The Energy Information Administration released their Annual Energy Outlook 2009, presenting a number of U.S. energy consumptions and production projections for the next few decades.
Some of their key predictions:
- No growth in U.S. oil consumption. This is the first time in over 20 years that the EIA did not project a growth, which is a testament to recent renewable fuel interest, rising oil prices, and new energy efficiency standards.
- The natural gas industry will expand but will rely less on foreign imports less. The EIA projects that the total net share of imported natural gas will drop from 16 percent in 2007 to less than 3 percent in 2030.
- Energy-related CO2 emissions and energy usage will continue to grow, but at a much slower rate, due in part to higher energy prices and new efficiency policies.
- Oil prices will continue to rise, costing $130 per barrel by 2030 ($189 per barrel, adjusted for inflation).
- The renewable fuel industry will grow, with U.S. consumption rapidly rising by 3.3 percent every year.
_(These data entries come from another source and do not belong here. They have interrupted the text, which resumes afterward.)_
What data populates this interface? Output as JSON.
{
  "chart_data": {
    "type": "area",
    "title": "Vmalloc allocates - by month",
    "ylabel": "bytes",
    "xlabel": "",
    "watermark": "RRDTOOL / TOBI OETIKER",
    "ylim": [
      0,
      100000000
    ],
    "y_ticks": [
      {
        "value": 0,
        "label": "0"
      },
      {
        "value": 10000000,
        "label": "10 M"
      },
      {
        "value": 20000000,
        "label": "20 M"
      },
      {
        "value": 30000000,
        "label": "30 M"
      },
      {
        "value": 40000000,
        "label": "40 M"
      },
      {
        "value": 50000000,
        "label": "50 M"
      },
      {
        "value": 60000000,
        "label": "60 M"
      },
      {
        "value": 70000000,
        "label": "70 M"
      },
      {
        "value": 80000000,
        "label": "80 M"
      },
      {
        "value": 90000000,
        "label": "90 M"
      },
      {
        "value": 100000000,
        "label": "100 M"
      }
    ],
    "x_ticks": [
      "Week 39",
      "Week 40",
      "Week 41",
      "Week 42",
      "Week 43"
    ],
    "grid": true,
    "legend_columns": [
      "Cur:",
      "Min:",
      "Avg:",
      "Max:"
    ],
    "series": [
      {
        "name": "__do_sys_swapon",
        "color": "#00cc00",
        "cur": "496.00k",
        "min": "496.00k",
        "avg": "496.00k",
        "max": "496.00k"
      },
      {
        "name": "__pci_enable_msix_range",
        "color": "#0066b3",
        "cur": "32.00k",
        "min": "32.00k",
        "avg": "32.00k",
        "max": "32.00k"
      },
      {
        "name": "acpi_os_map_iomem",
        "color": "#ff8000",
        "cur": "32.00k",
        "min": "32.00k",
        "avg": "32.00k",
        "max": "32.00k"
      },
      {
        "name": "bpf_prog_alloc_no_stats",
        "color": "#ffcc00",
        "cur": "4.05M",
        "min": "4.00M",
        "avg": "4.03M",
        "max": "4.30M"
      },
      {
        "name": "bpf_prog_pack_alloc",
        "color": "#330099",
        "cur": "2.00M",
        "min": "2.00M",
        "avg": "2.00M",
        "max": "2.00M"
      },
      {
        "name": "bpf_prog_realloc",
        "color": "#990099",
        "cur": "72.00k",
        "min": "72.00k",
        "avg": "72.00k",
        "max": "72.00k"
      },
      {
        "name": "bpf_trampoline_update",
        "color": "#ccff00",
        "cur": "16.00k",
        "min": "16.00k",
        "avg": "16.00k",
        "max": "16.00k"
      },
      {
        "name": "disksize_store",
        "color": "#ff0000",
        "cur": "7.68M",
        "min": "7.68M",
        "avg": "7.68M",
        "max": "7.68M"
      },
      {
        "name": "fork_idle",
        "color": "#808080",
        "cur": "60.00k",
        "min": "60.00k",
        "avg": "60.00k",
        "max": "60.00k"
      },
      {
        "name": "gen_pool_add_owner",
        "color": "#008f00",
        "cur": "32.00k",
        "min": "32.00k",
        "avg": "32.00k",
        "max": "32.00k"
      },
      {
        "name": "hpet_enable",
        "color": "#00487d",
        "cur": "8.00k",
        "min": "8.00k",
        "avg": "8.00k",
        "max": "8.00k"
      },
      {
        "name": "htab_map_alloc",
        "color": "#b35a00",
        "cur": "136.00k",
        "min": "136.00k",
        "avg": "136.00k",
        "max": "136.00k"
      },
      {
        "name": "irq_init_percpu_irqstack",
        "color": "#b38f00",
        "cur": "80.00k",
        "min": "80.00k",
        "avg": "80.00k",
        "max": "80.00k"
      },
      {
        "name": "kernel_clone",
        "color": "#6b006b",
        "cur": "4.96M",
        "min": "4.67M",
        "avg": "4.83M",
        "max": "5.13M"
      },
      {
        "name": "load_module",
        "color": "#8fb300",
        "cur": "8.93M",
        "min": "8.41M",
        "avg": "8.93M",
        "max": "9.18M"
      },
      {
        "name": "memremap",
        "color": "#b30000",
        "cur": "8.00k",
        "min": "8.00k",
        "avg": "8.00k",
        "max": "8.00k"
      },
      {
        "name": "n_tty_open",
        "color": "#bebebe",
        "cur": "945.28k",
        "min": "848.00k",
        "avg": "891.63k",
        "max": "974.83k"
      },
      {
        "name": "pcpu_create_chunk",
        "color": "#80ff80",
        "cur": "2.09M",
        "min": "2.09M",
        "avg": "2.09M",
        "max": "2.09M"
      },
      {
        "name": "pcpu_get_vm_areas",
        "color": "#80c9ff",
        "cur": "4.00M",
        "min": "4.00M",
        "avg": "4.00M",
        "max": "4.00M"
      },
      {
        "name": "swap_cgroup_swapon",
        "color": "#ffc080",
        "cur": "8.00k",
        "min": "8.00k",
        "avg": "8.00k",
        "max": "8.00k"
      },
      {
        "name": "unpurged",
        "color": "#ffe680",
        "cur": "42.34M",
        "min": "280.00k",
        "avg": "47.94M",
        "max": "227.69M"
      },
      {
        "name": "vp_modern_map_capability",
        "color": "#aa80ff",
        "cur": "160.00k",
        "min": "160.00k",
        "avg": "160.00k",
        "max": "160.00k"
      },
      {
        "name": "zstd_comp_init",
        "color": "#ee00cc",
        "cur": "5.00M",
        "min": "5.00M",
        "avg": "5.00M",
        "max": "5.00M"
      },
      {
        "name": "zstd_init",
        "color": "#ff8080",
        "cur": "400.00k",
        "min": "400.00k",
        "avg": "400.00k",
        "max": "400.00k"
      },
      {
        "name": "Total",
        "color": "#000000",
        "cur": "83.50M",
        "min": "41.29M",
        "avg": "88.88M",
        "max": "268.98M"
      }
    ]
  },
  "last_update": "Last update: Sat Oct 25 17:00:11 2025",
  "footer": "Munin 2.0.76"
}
- Hybrid vehicle sales will jump from 2 percent in 2007 to 38 percent in 2030. By that time plug-in hybrids will also account for 2 percent of all new car sales.
The full report will be available for download later this month, but more about their projections can be found on the EIA website.
The group also released an International Energy Outlook report containing predictions about wind power, world oil prices, etc.